The primary input for cloud classification in the CLDTYPE VAP is cloud boundaries from the ARSCL data product. ARSCL merges lidar and radar cloud tops and bases to produce a single composite of clouds, a cloud mask. The combination of lidar and radar retrievals provides complementary capabilities. While the lidar detects low- and most mid/high-level clouds, it can be limited by strong optical attenuation if a cloud layer has a high concentration of hydrometeors. Radar, on the other hand, can be effective at detecting mid/high-level clouds through the low lidar-attenuating layers but fails to detect cloud layers with small particles to which the lidar is more sensitive. To ensure that all clouds are included, if lidar cloud boundaries at 3.5 kilometers or below are available but not found in the ARSCL cloud mask, the boundaries are added in a preliminary step in the CLDTYPE VAP.

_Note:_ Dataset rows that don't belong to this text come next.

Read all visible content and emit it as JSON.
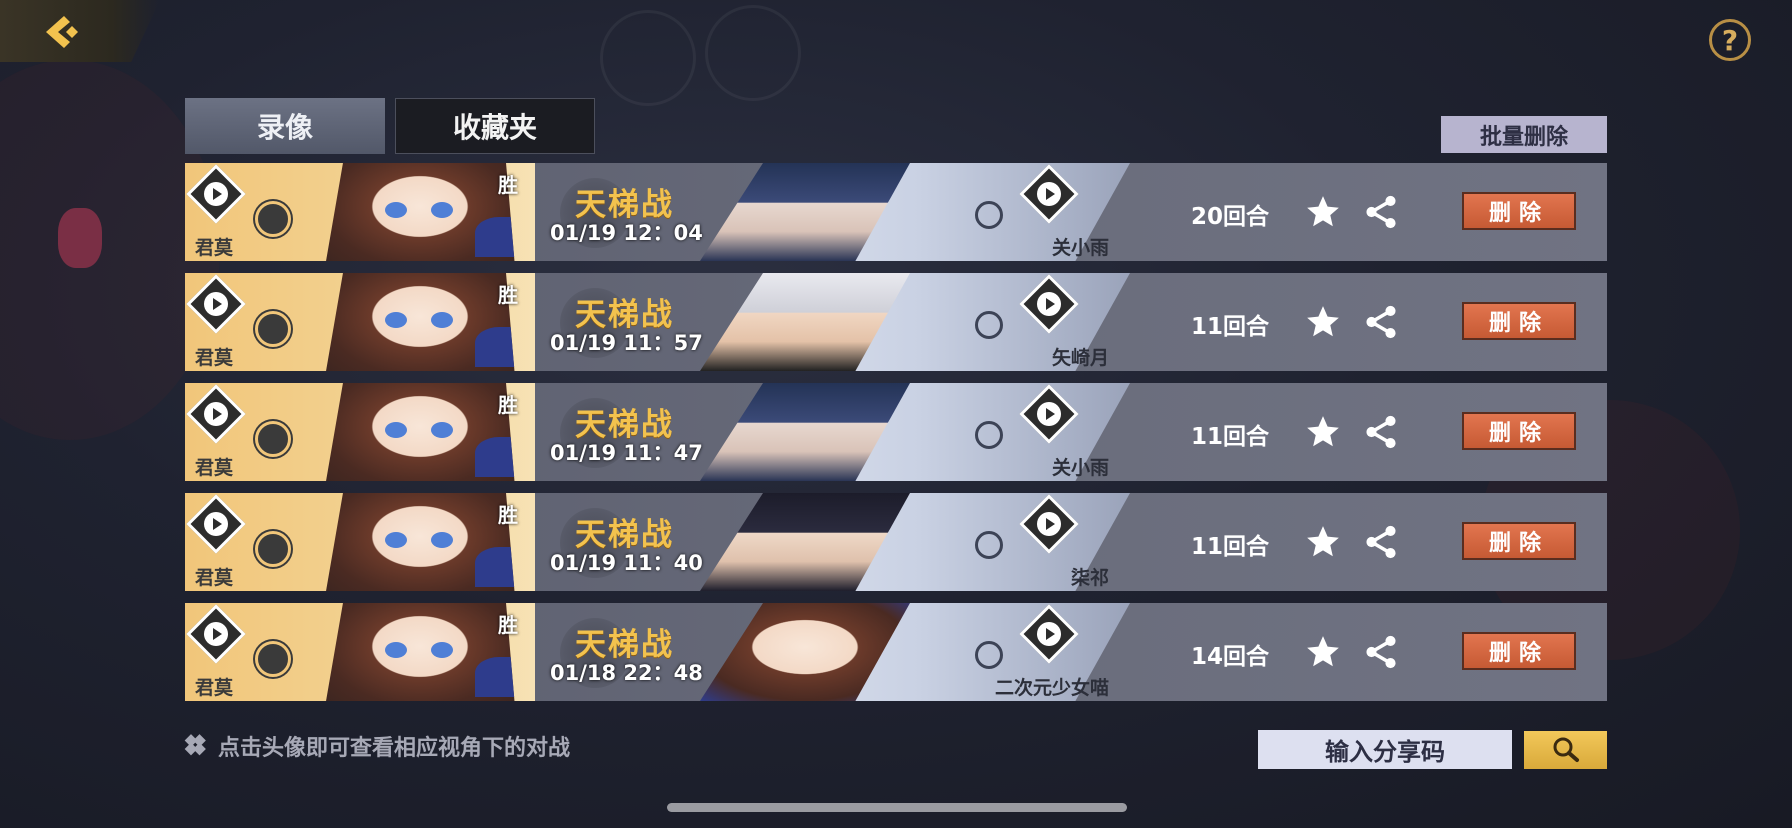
{
  "header": {
    "back_icon": "back-arrow-icon",
    "help_icon": "question-mark-icon",
    "help_symbol": "?"
  },
  "tabs": [
    {
      "label": "录像",
      "active": true
    },
    {
      "label": "收藏夹",
      "active": false
    }
  ],
  "batch_delete_label": "批量删除",
  "records": [
    {
      "player": "君莫",
      "result": "胜",
      "mode": "天梯战",
      "time": "01/19 12：04",
      "opponent": "关小雨",
      "rounds": "20回合",
      "delete_label": "删除"
    },
    {
      "player": "君莫",
      "result": "胜",
      "mode": "天梯战",
      "time": "01/19 11：57",
      "opponent": "矢崎月",
      "rounds": "11回合",
      "delete_label": "删除"
    },
    {
      "player": "君莫",
      "result": "胜",
      "mode": "天梯战",
      "time": "01/19 11：47",
      "opponent": "关小雨",
      "rounds": "11回合",
      "delete_label": "删除"
    },
    {
      "player": "君莫",
      "result": "胜",
      "mode": "天梯战",
      "time": "01/19 11：40",
      "opponent": "柒祁",
      "rounds": "11回合",
      "delete_label": "删除"
    },
    {
      "player": "君莫",
      "result": "胜",
      "mode": "天梯战",
      "time": "01/18 22：48",
      "opponent": "二次元少女喵",
      "rounds": "14回合",
      "delete_label": "删除"
    }
  ],
  "tip": "点击头像即可查看相应视角下的对战",
  "share_code_label": "输入分享码",
  "colors": {
    "accent_gold": "#f2c24e",
    "delete_red": "#d2643d",
    "tab_active": "#5f6577"
  }
}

Cloud top, cloud base, and thickness of the cloud layers are calculated from the ARSCL data product. Before cloud classification, cloud layers are screened by a minimum required thickness and a minimum separation between layers. In the first step, cloud layers with thickness less than or equal to 120 meters are removed. In the second step, adjacent cloud layers that are separated by 120 meters or less are merged into a single cloud layer. These filtering steps are included to reduce noise. Each identified layer (up to 10 layers) is then assigned one of seven cloud types (1. Low Clouds, 2. Congestus, 3. Deep Convection, 4. Altocumulus, 5. Altostratus, 6. Cirrostratus/Anvil, 7. Cirrus) on the basis of the top height, base height, and layer thickness.